INTENTIONAL misrepresentations of a MATERIAL fact that was known by the CPA with an INTENT to deceive.
What is Gross Negligence or Constructive Fraud?
CPA fails to exercise even slight care which is reckless disregard for the CPAs professional responsibility and a failure to follow GAAS.
Best defense for negligence?
Followed GAAS (Due care)
Best defense for common law fraud is?
lack of intent.
Under the 1933 Act, what must be filed and with who?
Registration statement must be filed with the SEC for any new issuance of securities
Prospectus to potential investors
What is the process of filing?
File-> Wait 20 days-> Sell on Day 20
What is SEC reviewing during the 20 day time?
SEC reviews for FULL and FAIR disclosure.
$$ limits of Regulation D?
504- $1,000,000 or less
505- up to $5,000,000
506- >$5,000,000
General solicitations are allowed for which regulation D?
For 504, but advertising is not allowed under any.
Up to 35 unaccredited allowed for which regulation D?
505, 506. 504 has no restriction.
Act of 1934 regulates:
Re-sale of securities of companies which have more than $10 mil in assets and a class of securities held by at least 500 or more shareholders which are traded in Interstate Commerce. The resale transactions of any security which is traded on a national exchange.

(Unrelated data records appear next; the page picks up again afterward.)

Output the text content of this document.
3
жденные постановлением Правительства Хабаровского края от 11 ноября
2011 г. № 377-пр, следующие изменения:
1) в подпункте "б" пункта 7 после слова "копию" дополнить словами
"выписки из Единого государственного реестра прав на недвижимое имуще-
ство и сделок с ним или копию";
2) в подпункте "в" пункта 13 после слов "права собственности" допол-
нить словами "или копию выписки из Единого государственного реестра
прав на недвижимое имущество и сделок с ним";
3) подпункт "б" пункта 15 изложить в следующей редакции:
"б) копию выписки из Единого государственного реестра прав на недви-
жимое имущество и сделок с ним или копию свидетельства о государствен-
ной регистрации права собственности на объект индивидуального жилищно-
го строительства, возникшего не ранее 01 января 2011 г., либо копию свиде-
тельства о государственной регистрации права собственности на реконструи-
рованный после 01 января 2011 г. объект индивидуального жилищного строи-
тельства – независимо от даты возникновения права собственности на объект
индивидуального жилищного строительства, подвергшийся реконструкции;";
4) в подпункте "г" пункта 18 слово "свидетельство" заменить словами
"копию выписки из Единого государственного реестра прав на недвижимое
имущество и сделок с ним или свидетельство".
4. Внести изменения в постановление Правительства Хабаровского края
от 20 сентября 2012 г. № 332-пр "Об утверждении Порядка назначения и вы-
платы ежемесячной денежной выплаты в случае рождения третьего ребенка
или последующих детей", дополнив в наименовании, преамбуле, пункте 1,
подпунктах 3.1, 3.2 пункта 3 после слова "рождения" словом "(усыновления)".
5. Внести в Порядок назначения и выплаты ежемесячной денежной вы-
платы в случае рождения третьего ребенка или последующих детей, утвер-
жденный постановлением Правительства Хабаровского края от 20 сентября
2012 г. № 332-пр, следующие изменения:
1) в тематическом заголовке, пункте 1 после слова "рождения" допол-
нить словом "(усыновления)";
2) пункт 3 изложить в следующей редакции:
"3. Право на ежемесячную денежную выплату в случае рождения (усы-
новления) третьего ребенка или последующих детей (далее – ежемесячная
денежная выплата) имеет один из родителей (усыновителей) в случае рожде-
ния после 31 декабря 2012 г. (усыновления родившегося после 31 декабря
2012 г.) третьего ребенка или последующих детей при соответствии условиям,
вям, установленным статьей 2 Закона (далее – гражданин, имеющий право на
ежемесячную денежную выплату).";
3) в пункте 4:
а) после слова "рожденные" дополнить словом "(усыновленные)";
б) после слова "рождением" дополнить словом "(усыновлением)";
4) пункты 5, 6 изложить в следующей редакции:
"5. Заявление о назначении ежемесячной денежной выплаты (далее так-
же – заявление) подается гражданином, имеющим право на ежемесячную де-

Issuers of securities registered under 1933 Act.
What is 10K, 10Q or 8K? (1934 Act requires the firm to file these reports with the SEC on a regular ongoing basis)

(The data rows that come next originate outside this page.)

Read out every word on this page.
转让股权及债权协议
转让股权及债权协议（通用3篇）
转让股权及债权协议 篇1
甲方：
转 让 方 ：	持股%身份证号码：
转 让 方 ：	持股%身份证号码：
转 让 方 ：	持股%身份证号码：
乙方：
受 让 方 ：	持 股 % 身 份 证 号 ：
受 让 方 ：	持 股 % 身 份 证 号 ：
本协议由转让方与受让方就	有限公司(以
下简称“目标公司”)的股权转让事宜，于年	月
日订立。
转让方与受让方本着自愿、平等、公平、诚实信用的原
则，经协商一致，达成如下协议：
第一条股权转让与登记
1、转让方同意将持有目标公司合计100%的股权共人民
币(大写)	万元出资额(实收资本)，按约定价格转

10K is annual financial report- audited
10Q is quarterly financial report- not audited, reviewed.
8K filed within 4 calendar days of a material even that occurs in the firm/ Any stockholder owning more than 10% of a registered security must file with the SEC in any month that a change in ownership of the security occurs.
What must be proved under 1933 and 1934?
1933: D&MM (damages and material misstatements)
1934: DIMMR (damages, Intent, material misstatements, reliance)
If an accountant is seeking to sell an accounting practice, is he allowed to show the prospective purchaser working papers?
May allow prospective purchaser to look at working papers and tax returns without client permission, but after the CPA has committed to purchasing the practice, the accountant must obtain client permission to transfer working papers to the purchaser.
As part of regulation of tender offers, under Securities Act of 1934. What must be filed if acquired more than 5% of any registered equity security? What info is reported?
File reports with the: Issuer Exchange on which the security is traded SEC Info reported includes: Purchaser Source of funding Purpose of acquisition # of shares owned.